Unicode is an international standard for encoding text that assigns a unique whole numeric value, called a code point, to every character, symbol, and emoji from virtually all written languages and scripts in the world. This allows computers to process, store, and display text correctly across different platforms by providing a universal mapping for characters.
There are several standardized ways to encode the code points. The interest here is in two of them – UTF-8 and UCS-4 encoding.
UTF-8 encoding has emerged as the de-facto standard format for representing Unicode in text files on all major operating systems.
Not all code points are stored with the same number of bytes in UTF-8. The characters represented in single-byte ASCII-7 characters are represented by the same single byte in UTF-8 as well, but other characters require from two to four bytes of storage. This means ASCII-7 is a subset of UTF-8 but UTF-8 can represent far more characters. This compatibility with ASCII is a very large advantage of UTF-8 encoding over other code point encodings as a file format, contributing to it becoming a de-facto standard.
UCS-4 encoding is simpler and homogeneous. Each code point is stored as a 32-bit value, thus using the same amount of bytes for each character (unlike UTF-8). This format is often used to internally encode Unicode code points in various computing languages.
UCS-4 encoding shares the trait of constant storage size per element with all Fortran intrinsic types, making it a natural fit for the internal representation of code points in the Fortran language.
Since the release of the 2003 standard, Fortran does indeed optionally support processing of Unicode UTF-8-encoded files in this manner. Data is internally stored using UCS-4 encoding but translated to and from UCS-8 encoding during formatted I/O. This option will be referred to as the Fortran ISO_10646 standard.
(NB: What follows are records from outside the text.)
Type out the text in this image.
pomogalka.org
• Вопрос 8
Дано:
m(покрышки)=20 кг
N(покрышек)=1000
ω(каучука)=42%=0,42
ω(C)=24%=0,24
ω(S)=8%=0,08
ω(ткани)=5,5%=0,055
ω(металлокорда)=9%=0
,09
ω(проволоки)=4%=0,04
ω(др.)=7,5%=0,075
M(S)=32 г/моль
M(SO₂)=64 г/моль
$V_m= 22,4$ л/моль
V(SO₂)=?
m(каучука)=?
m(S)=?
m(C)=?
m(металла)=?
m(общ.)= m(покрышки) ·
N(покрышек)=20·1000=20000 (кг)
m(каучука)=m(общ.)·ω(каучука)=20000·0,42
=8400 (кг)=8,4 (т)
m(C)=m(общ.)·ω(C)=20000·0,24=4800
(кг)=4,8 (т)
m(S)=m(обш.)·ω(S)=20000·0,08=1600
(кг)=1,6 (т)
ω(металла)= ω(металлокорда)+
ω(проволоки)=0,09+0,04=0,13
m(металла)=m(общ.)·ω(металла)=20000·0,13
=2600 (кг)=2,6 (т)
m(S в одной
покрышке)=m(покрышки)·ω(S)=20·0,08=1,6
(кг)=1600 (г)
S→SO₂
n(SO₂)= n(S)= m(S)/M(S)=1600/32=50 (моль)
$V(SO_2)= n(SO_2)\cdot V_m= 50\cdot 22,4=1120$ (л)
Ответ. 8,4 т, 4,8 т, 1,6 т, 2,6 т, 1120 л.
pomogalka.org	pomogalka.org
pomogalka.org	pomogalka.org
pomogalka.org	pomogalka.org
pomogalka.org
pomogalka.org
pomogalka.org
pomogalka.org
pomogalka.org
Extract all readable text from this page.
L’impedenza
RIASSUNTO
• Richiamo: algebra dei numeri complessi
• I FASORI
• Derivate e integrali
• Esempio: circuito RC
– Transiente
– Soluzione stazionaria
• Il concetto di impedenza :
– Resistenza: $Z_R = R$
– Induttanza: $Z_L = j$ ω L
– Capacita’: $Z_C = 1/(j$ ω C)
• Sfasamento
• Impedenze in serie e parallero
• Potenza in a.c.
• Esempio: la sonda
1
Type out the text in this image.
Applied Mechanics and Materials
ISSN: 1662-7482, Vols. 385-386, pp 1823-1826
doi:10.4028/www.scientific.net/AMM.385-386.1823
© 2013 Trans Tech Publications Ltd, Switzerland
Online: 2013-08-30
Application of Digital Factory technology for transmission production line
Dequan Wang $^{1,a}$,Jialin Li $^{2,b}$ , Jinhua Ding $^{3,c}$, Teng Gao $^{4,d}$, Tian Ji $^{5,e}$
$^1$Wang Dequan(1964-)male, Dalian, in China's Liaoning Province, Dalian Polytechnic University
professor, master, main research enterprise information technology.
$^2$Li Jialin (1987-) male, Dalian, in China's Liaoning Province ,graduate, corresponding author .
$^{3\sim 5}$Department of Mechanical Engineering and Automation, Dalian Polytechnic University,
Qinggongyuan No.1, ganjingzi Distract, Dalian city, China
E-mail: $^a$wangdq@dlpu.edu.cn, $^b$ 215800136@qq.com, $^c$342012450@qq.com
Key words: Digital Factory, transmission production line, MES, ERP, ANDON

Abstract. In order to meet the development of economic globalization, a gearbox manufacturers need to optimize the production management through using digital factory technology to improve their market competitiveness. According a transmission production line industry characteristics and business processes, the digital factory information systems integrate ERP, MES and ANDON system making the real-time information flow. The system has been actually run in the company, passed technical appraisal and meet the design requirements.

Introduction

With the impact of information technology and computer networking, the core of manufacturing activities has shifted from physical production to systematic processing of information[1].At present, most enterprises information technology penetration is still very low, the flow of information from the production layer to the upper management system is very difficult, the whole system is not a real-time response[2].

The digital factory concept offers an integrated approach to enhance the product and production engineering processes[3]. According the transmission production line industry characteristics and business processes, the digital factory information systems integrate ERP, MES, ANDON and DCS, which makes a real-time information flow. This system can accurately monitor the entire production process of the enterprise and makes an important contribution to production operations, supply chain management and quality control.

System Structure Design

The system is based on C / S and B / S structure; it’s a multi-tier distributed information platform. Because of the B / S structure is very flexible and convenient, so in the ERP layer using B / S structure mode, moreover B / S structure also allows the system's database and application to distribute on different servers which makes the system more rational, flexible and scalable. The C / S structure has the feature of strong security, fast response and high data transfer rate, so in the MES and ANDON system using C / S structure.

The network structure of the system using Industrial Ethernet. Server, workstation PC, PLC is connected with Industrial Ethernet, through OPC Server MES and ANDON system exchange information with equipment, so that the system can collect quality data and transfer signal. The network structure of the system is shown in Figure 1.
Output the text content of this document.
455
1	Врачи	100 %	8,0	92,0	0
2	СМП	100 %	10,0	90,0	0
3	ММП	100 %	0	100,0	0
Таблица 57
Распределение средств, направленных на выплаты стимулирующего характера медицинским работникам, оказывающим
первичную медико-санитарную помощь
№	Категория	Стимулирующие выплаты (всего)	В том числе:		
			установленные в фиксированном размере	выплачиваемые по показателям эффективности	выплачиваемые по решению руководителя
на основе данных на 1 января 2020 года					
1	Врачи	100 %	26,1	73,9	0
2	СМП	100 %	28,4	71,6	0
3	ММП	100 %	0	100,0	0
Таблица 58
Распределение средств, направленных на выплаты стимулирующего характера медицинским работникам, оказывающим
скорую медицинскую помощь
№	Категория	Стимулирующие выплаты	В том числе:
A character encoded using UCS-4 or UTF-8 is often referred to as a “glyph” to differentiate it from ASCII characters. “Glyph” more technically is actually the name for the appearance of the rendering of the character via a font. But it will be used here as well as representing a Unicode “character”.
The following guides describe using UTF-8 files from Fortran codes. They not only include examples using the standard-specified ISO_10646 extension, but describe how to process UTF-8 encoded data without the extension. They include discussions concerning what is standardized and what is not, what commonly-used extensions compilers provide to address some of the current gaps in Unicode support, and what is known to be potentially non-portable but useful behavior from various compilers/processors.
The resulting methods are incorporated into Fortran Modules available via github repositories.
The selection of methods to employ breaks down along these major divides:
using the optional Fortran ISO_10646 standard.
The first guide set assumes you want to use the ISO_10646 extension and would prefer to conform as portably as reasonable to the Fortran standard; and probably avoid using UTF-8-encoded constant strings.
processing UTF-8 data without using the ISO_10646 extension.
using UTF-8-encoded source files? versus using only Fortran source files strictly adhering to the Fortran character set
M_ucs4 - A Module supporting using the ISO_10646 extension
A module supplementing the ISO_10646 extension, including
M_unicode - Processing UTF-8 data without depending on the ISO_10646 extension
A module defining a user-defined type that allows for ragged arrays of Unicode data and overlays of intrinsic functions along with many common character methods allowing additional functions such as case conversion, sorting, and padding. This is a very complete inteface for processing UTF-8 encoded data that does not require the optional ISO_10646 extension. It provides both a functional and OOP interface.